Users of social network services (SNS), including Twitter, Yelp, and Facebook, generate a great deal of data in such forms as text documents, images, and videos. Of these forms, text documents such as messages, comments, and reviews are particularly revelatory of users’ intentions in a given social environment. Thus, much recent research has focused on analyzing and predicting social phenomena using text-based SNS data. Machine learning (ML), which requires a large amount of data for its performance, is an emerging tool for mining useful information from the data. However, because fully automated computation methods for ML do not provide clear understandings of the data and of careful interactions from the data analyst’s point of view, there is a growing interest in interactive visual interface systems based on machine learning techniques.
This thesis introduces two systems that tightly combine human-centered interactive systems with computational methods related to machine learning using large-scale text document data.

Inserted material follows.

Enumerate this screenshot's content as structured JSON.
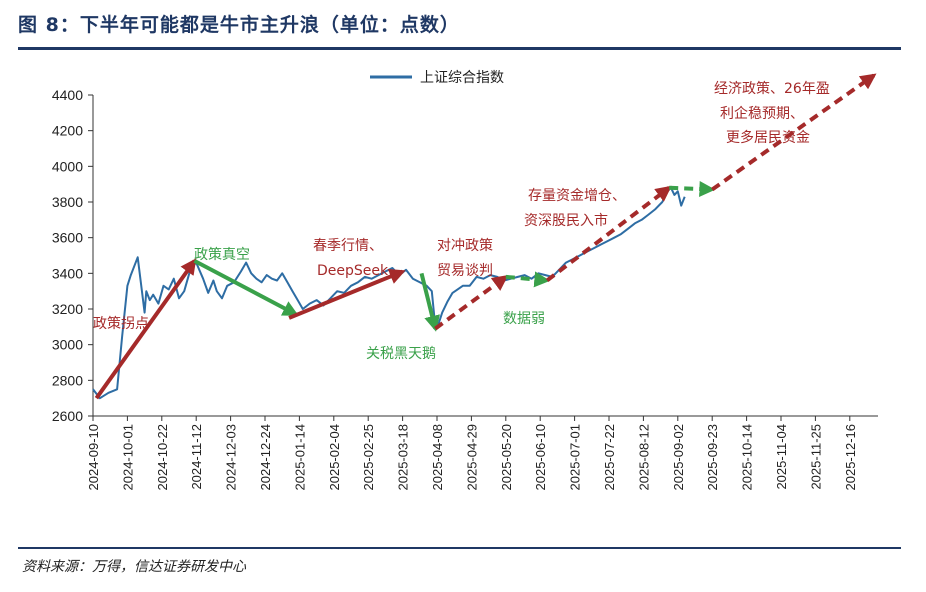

First, to support an efficient document labeling environment, I present a system called Attentive Interactive Labeling Assistant (AILA) . At its core, AILA uses Interactive Attention Module (IAM), a novel module that visually highlights words in a document that labelers may pay attention to when labeling a document. IAM utilizes attention-based Deep Neural Networks, which not only support a prediction of which words to highlight, but also enable labelers to indicate words that should be assigned high attention weights while labeling to improve the future quality of word prediction. The results our study showed that the participants’ labeling efficiency increased significantly under the condition with IAM than under the condition without IAM, while the two conditions maintained roughly the same labeling accuracy.

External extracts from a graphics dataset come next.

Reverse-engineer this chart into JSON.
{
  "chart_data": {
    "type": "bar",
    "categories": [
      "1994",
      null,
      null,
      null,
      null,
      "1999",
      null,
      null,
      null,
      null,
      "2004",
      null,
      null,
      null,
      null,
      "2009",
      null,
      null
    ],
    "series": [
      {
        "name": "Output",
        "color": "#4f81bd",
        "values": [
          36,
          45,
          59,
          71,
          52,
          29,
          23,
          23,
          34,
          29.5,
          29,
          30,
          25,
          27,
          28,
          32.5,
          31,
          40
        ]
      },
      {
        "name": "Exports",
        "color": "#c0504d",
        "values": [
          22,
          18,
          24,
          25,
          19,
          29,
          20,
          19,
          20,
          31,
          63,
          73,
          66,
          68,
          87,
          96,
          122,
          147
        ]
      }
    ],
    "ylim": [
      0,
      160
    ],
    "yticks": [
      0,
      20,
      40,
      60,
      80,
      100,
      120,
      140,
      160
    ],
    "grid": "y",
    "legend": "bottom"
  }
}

Second, detecting anomalous events of a particular area in a timely manner is an important task. Geo-tagged social media data are useful resource for this task, but the abundance of everyday language in them makes this task still challenging. To address such challenges, I present TopicOnTiles, a visual analytics system that can reveal the information relevant to anomalous events in a multi-level tile-based map interface by using social media data . To this end, I adopt and improve a recently proposed topic modeling method that can extract spatio-temporally exclusive topics corresponding to a particular region and a time point. Furthermore, I utilize a tile-based map interface to efficiently handle large-scale data in parallel. Our user interface effectively highlights anomalous tiles using our novel glyph visualization that encodes the degree of anomaly computed by our exclusive topic modeling processes. To show the effectiveness of our system, I present several usage scenarios using real-world datasets as well as comprehensive user study results.